Before I went low-carb I spent so many years eating what I assumed / was told was healthy. The low-fat breakfast cereal bars, the low-fat chocolate mousse, the low-calorie crackers and snacks, the “diabetic chocolate” (warning: don’t go near it!). All of which left me either injecting huge amounts of insulin and still running high or running to the loo (diabetic chocolate has a laxative effect if not consumed in very small bits). So, having something in the fridge or on the kitchen side that I can enjoy when I feel like it and know that I don’t need any insulin* makes my life much easier. As a Mummy of a little one too, I am very aware of how much rubbish there is out there, packaged up in brightly coloured wrappers, usually with “organic” emblazoned all over it. Organic does not mean much when it comes to a packet of crisps, biscuits with all the added seed oils, palm oil, salt, sugar, natural flavourings (eye roll).
However I do appreciate that convenience (and bribery) does win, and there should, of course, be no shame in that. It’s just realising how often it is happening and whether some homemade cake / crisp breads / meat bites / muffins made in preparation on a Sunday evening could be more blood sugar and health friendly. However, it is important to know what we are putting in our children’s bodies, especially whilst they are so young and in our care and I know that at some point, Florence will try sweets for the first time, or be given some sugar filled junk. But, until then, I will try and educate her and give her as much goodness as I can.
If you would like more snack ideas for the whole family, all in one place then my low-carb cookbook has plenty of savoury and sweet options.

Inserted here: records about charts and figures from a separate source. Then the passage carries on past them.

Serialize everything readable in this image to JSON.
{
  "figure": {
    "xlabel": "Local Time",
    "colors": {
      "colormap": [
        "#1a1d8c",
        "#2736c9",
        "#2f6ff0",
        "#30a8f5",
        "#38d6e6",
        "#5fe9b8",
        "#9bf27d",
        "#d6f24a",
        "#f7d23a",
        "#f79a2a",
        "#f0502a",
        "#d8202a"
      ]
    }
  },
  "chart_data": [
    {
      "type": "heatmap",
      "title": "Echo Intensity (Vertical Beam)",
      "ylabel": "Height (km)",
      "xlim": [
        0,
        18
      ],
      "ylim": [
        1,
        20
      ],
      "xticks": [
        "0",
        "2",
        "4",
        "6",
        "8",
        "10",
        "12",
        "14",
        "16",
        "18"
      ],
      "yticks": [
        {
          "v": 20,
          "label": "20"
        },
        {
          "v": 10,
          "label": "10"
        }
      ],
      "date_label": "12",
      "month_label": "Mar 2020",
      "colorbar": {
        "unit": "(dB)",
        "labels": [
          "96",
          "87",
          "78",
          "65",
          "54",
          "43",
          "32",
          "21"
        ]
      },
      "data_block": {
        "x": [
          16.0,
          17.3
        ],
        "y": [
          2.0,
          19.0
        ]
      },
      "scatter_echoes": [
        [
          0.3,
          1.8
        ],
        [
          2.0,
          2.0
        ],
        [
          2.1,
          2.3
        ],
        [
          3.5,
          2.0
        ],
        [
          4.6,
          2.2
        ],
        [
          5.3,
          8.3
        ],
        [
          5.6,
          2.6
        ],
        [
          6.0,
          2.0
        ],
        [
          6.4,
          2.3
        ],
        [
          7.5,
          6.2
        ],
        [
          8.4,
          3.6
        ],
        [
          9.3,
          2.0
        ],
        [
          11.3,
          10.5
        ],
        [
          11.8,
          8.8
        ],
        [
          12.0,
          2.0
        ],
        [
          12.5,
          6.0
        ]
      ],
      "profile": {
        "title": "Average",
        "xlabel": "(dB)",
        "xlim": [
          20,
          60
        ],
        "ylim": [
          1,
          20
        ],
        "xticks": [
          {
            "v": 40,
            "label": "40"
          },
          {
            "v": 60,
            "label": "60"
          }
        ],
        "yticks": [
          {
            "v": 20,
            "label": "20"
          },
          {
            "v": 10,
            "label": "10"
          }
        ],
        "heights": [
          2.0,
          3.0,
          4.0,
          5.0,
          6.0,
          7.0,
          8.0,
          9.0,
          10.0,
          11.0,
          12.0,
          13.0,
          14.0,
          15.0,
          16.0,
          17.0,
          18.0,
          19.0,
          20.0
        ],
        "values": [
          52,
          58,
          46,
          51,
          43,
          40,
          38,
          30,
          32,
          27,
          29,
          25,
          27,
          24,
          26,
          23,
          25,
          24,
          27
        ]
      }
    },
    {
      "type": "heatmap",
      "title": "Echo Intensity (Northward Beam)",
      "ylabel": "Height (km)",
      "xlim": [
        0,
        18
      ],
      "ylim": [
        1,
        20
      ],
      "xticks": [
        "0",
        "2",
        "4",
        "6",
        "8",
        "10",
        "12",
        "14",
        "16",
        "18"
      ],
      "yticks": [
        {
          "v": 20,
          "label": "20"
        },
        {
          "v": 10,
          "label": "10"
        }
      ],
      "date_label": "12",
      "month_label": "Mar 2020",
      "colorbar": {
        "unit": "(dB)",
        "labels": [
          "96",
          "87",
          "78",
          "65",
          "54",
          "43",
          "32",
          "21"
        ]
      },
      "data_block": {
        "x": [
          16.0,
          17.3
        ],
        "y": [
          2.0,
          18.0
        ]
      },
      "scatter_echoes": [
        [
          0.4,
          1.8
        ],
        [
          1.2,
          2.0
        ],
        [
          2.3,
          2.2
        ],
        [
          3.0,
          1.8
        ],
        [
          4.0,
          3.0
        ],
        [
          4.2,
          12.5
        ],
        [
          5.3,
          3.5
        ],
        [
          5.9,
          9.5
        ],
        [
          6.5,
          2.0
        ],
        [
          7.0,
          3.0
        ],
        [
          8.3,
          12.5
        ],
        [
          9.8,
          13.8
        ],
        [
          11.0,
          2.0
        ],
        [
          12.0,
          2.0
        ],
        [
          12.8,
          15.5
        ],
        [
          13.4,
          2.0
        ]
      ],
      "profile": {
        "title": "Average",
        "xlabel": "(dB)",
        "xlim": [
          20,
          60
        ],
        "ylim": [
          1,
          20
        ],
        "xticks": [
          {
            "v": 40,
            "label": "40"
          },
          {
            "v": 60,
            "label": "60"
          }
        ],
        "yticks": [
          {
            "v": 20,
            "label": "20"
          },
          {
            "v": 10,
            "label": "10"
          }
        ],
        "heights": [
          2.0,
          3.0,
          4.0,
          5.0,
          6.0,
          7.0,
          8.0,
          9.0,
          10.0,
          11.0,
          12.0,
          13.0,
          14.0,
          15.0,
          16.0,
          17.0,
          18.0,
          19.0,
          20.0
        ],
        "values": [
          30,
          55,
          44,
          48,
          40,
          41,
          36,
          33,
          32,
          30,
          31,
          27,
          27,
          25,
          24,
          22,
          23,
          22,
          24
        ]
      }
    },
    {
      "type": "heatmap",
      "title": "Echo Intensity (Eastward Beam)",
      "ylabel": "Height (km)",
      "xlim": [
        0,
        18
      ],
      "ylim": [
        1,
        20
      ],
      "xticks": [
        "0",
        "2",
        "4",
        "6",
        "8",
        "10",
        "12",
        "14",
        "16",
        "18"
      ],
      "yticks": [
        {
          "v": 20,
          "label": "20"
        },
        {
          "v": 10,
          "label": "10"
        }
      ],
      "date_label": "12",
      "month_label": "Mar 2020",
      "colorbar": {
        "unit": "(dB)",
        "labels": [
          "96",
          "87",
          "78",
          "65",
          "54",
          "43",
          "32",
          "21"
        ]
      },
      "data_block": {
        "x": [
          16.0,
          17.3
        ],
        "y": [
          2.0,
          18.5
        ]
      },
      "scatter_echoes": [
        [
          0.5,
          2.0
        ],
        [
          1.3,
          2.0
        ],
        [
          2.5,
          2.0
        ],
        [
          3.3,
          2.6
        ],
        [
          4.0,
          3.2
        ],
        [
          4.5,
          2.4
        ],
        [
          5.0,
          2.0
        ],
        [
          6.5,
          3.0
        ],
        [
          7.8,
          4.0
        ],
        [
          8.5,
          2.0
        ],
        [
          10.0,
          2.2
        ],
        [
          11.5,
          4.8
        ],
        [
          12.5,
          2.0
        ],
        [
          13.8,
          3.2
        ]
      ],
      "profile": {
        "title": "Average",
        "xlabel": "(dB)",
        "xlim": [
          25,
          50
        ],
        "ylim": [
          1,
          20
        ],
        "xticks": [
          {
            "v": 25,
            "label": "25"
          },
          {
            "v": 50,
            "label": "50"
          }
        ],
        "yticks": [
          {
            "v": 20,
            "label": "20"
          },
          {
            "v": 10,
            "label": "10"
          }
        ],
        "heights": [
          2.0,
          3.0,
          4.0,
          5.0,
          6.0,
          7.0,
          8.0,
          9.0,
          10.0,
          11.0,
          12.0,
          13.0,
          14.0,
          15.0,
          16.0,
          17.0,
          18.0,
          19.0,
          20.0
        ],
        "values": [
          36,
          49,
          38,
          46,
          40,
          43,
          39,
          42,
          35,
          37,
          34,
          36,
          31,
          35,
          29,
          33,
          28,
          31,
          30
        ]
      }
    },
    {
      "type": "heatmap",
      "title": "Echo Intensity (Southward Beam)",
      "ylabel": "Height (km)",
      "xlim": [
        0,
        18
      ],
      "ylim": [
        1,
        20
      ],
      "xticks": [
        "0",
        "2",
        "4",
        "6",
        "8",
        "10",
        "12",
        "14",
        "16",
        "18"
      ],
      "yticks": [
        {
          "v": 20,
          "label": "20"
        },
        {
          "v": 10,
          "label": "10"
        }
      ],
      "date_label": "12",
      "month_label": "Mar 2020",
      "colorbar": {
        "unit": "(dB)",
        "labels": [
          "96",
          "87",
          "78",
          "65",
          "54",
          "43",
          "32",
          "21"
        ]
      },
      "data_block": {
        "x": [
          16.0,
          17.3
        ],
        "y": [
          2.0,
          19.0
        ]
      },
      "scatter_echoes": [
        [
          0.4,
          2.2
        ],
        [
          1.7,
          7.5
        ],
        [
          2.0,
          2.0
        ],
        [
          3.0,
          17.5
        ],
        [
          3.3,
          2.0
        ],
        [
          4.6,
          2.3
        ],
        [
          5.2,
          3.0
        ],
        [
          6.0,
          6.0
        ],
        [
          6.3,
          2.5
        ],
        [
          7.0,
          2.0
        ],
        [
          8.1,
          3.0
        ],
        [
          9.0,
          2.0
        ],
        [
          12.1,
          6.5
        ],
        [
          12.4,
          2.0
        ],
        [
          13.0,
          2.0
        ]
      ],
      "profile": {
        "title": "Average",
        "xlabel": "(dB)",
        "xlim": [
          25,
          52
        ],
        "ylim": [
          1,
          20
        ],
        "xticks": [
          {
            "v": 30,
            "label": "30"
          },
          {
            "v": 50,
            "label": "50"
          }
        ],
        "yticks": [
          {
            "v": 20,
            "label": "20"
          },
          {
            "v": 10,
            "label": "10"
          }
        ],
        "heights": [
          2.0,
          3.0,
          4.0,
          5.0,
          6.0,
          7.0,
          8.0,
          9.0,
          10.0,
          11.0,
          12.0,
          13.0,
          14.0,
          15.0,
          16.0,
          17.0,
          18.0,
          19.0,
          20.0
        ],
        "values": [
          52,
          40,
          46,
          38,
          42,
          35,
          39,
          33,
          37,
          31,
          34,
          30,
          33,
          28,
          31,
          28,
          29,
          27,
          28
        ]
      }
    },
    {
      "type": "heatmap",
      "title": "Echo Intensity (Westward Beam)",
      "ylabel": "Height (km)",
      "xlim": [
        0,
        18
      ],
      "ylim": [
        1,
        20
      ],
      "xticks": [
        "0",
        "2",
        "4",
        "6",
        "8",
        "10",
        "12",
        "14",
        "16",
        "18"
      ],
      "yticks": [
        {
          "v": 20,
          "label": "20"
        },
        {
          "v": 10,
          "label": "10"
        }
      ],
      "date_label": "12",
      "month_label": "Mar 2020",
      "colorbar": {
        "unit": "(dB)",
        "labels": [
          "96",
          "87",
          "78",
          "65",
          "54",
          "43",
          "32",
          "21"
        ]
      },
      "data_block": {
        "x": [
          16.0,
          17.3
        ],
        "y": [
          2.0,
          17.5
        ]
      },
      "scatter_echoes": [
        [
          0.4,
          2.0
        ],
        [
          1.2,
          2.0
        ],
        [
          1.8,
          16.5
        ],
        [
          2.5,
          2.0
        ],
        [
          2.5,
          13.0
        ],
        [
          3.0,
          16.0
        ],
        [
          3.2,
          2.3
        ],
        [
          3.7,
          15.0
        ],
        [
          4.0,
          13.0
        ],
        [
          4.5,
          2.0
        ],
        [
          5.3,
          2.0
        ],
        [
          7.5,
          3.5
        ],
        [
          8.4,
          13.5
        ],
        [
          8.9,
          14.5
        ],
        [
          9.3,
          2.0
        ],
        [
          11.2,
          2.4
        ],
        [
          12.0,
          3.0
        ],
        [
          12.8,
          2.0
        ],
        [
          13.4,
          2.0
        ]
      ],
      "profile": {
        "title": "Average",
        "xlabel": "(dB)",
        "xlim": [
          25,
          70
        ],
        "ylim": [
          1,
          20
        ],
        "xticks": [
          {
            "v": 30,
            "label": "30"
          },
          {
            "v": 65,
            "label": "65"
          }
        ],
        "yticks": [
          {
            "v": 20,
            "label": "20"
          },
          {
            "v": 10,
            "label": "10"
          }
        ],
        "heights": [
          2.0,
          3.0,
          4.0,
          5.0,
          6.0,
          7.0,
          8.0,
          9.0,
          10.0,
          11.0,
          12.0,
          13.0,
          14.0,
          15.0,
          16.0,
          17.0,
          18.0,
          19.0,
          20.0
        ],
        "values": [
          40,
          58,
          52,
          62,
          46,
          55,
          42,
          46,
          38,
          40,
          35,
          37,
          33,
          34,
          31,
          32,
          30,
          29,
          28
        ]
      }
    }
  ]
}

These low-carb coconut butter bites have a similar consistency, beautiful snap and bite to chocolate. They have a natural sweetness and less than 1g carbs per piece. Look out for desiccated coconut (dried coconut, or coconut flakes), that don’t have any added ingredients. I like this brand.
I use a very high-powered blender – one I bought recently from Lidl (called a Silver Crest Nutrition Mixer). It is brilliant. Very similar to the Nutribullet, incredibly robust and makes nut butter in less than one minute. It was £29.99. Here is a good, more affordable alternative to the highly expensive other options, if you are on the lookout for one and don’t have a Lidl nearby.
When making them, I pour the mix in to a silicone loaf dish to set, but you could pour in to button shapes (great for kids) on some grease proof paper, or in to cupcake moulds.
If you would like some alternative flavour options then here are some of my favourites:
*peppermint cream. Add 1/2 tsp peppermint oil in place of the vanilla.
*dark chocolate bounty. Melt 50g 90% + chocolate in a bowl and pour on top of the coconut mix once it has set. Or dip them in, or drizzle on top! So many options.
*cookies and cream. Add cacao nibs to the wet mixture and let it set.
- 200g desiccated coconut
- 1tsp vanilla essence
- ½tbsp coconut oil
- Place the desiccated coconut in to a high powered blender (I use the Lidl's own version of a nutribullet).
- Blend until the desiccated coconut has gone from dry flakes to a thick butter and then a thin, pourable butter. You may need to scrape the sides a couple of times. It might take a few minutes- but if you have a high powered blender it should take less than 1 minute. If your blender is struggling add the coconut oil early and continue to blend until it goes to butter.
- Add the vanilla and coconut oil. Pulse 2 / 3 times until combined. (If you want to replace the vanilla with peppermint oil or something else do so now)
- Pop in silicone mould.
- Chill in the fridge for 2 hrs
*note: me, not you, if you are Type one diabetic you will need to carb count and work out any insulin requirements for yourself and monitor your glucose levels.